Edited excerpts:
Q: Are investments hard to come by?
A: Two things are going on. At very early stage the pace has not changed. Early stage investors like LetsVenture are doing couple of deals a week. My pace of investment has not changed.
But, for Series A, B the velocity has changed. If you have deep negative unit economics it’s impossible to raise money. Eighteen months back it was all about growth at any cost. Now investors are more thoughtful. They look at viable business models. This is first time India is going through such a cycle and it’s normal.
It has become harder to raise Series A, B even as companies re-adjust priorities from growth at any cost to focus on unit economics.
For Series C, D you only had two big investors—Tiger Global and SoftBank— and a few hedge funds. Tiger Global has consolidated its investments, while SoftBank is coming back strongly.
Q: Do hedge funds find India unattractive now?
A: Very few hedge funds take long term view. But in India it takes much longer to build companies—12 to 15 years unlike in US or China where it might take 8 to 10 years. So Series C and D rounds are becoming a problem as no one willing to write a $100 million or higher cheque.
Rationality is here and its good for the ecosystem. Periods like this are better time to invest as quality is better.
Q: Is India going through a boom-bust cycle that’s typical of ecosystems like Silicon Valley etc?
A: Technology industry, like real estate, financial services, steel, oil and gas will go via cycles and that’s not necessarily boom-bust.

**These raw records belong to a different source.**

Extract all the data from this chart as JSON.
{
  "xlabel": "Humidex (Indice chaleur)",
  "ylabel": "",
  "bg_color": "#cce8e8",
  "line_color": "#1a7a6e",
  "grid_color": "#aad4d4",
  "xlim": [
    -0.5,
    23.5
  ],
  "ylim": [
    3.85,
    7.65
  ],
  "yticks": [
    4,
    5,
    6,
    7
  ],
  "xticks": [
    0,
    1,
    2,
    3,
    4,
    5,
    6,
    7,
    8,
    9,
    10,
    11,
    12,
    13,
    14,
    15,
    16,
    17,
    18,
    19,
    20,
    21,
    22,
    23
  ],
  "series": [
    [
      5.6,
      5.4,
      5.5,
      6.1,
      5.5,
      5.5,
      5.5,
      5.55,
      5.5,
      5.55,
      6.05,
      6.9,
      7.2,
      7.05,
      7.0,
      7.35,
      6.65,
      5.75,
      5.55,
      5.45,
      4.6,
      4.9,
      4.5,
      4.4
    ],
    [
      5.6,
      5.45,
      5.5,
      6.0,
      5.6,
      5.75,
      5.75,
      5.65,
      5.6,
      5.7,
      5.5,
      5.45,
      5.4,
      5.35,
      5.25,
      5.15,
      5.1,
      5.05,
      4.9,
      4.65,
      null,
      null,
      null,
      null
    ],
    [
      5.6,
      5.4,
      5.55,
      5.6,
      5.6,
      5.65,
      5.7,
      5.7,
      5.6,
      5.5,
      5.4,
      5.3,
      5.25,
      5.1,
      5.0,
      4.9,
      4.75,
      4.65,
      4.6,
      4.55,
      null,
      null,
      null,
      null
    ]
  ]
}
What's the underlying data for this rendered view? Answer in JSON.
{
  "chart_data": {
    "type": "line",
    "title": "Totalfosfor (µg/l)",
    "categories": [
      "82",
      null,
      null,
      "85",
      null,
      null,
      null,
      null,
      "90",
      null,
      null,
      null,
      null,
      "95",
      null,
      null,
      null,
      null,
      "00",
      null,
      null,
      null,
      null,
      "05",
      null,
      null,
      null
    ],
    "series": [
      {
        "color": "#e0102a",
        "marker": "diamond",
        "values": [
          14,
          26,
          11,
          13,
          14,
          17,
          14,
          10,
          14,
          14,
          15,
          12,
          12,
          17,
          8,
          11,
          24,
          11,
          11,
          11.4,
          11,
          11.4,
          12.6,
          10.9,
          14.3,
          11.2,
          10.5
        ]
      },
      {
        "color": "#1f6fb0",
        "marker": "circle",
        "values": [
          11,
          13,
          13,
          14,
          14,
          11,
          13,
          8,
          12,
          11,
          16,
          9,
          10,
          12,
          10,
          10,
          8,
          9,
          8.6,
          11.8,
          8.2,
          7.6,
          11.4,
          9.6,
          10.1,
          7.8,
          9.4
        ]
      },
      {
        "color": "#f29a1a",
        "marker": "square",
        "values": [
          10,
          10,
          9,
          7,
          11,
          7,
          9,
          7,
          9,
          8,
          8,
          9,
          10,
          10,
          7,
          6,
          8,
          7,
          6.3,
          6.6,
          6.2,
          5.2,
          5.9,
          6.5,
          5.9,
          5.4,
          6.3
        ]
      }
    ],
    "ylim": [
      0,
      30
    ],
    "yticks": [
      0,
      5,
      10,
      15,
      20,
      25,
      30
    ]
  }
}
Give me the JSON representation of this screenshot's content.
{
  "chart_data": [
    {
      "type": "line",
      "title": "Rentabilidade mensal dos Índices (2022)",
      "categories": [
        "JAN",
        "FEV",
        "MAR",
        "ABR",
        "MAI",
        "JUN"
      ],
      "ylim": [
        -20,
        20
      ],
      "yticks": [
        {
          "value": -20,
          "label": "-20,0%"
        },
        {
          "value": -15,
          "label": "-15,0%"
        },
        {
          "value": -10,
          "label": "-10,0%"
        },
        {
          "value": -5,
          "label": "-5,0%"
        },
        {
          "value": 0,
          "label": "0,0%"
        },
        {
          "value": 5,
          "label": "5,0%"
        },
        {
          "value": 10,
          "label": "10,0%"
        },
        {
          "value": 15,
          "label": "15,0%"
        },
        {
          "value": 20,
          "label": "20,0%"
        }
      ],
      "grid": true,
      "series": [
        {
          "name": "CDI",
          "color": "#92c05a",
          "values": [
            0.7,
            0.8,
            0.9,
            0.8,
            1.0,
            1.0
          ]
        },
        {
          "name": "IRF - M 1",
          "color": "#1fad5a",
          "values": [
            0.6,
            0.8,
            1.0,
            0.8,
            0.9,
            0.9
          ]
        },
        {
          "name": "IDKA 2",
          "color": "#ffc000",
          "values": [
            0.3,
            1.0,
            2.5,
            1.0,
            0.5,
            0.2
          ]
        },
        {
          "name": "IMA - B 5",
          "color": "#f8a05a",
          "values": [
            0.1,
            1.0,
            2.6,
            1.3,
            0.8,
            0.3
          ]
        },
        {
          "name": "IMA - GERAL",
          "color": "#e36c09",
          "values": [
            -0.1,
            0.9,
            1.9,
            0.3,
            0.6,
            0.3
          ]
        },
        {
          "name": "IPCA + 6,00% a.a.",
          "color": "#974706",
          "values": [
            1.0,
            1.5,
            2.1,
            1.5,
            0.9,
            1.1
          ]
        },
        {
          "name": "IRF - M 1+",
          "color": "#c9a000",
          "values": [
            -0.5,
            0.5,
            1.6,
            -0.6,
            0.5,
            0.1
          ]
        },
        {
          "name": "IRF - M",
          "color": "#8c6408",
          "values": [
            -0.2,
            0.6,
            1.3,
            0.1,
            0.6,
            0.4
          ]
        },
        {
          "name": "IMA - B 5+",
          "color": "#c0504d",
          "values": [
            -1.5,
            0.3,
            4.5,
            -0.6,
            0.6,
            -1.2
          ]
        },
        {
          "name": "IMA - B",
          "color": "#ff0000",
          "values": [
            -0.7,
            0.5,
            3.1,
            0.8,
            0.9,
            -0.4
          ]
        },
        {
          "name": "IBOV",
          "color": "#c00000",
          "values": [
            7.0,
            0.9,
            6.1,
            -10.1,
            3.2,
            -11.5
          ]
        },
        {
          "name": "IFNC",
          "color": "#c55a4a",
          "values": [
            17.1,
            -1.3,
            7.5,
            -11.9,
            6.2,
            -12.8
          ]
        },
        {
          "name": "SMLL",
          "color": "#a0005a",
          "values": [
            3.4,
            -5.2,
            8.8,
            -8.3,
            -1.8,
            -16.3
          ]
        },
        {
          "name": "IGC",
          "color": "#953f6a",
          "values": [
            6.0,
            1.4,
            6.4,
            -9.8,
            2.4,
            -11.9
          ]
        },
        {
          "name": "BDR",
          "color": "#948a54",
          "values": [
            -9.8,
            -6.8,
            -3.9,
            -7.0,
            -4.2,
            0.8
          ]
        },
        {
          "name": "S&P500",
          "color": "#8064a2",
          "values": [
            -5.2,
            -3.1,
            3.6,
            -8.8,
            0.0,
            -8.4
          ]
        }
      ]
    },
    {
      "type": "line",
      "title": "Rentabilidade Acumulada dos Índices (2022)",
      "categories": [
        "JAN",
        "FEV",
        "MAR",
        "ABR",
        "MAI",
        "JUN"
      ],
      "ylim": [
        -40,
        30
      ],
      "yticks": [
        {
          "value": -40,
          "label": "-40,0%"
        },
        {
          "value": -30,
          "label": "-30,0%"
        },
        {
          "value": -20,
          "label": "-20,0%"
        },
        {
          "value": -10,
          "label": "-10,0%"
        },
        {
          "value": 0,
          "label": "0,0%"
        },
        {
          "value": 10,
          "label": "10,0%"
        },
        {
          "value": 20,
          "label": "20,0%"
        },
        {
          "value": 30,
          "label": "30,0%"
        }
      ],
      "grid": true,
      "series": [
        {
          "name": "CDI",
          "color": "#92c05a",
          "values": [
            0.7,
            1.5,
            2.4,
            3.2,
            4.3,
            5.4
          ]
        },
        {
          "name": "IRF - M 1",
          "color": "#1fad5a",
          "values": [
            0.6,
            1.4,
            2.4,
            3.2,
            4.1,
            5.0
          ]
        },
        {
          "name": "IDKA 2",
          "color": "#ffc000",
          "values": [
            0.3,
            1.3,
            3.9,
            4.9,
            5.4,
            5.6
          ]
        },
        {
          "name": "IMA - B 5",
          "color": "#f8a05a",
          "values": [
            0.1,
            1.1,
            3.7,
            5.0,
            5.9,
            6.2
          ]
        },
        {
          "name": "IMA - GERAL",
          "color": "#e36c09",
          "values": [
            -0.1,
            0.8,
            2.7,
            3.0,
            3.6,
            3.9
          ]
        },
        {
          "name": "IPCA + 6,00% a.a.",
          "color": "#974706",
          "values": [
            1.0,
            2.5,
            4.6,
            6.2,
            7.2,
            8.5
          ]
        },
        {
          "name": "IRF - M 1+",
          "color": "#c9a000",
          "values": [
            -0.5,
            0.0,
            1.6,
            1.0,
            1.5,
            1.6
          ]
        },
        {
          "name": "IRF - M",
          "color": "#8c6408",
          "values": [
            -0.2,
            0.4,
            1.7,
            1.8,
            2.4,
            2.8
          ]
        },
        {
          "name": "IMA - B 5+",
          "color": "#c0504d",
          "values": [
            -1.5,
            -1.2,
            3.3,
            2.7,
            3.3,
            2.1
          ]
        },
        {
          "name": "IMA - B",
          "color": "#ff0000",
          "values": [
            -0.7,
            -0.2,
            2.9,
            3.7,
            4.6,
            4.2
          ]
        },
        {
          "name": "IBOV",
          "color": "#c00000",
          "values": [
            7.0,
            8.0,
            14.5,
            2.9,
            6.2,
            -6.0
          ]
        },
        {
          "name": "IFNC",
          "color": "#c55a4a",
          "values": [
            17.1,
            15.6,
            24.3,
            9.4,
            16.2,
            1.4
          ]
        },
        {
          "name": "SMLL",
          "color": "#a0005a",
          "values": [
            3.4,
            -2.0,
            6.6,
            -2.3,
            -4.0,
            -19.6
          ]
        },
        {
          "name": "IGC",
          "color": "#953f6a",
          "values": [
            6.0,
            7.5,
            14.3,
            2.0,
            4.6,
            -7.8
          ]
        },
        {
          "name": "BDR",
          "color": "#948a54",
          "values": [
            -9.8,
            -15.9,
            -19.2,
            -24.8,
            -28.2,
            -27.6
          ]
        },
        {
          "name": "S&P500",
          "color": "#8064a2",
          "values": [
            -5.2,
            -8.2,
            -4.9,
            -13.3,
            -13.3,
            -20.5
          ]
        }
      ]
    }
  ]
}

Such cycles tend to bring change and throw up more interesting companies and ideas.
Overall it’s a maturing of the ecosystem in India where entrepreneurs now realise that simply buying growth in India via deep discounts is not going to work.
Q: Are Indian entrepreneurs too obsessed with B2C ideas?
A: Consumer space offers big opportunities and there are companies targeting the first 1 million, 10 million, 50 million internet users. Startups like Smytten cater to the first one to 5 million internet users — it offers high end product sampling and orders. FreshToHome is among the quickest to grow from 0 to $5 million revenue with very positive gross margins. They are selling fresh sea food (direct from sea to home) to urban consumers.
On the other hand B2B time has come. There’s room to build both domestic focussed and export oriented B2B businesses, like Capillary Technologies and FreshDesk have done. Of course, B2B companies can take longer time to scale compared to B2C.
Q: What are the key takeaways from the Indian startup ecosystem so far?
A: We have created a generation of entrepreneurs who have shown that they can build large companies, like Flipkart, Ola. Lot of awareness about startups is there now and almost $15 billion of investments that have gone into the ecosystem have created a digital highway for current and future investors to ride on. Digital infrastructure has been laid out and logistics, broadband, payments ecosystem has got built in the process. This creates super interesting opportunities in India.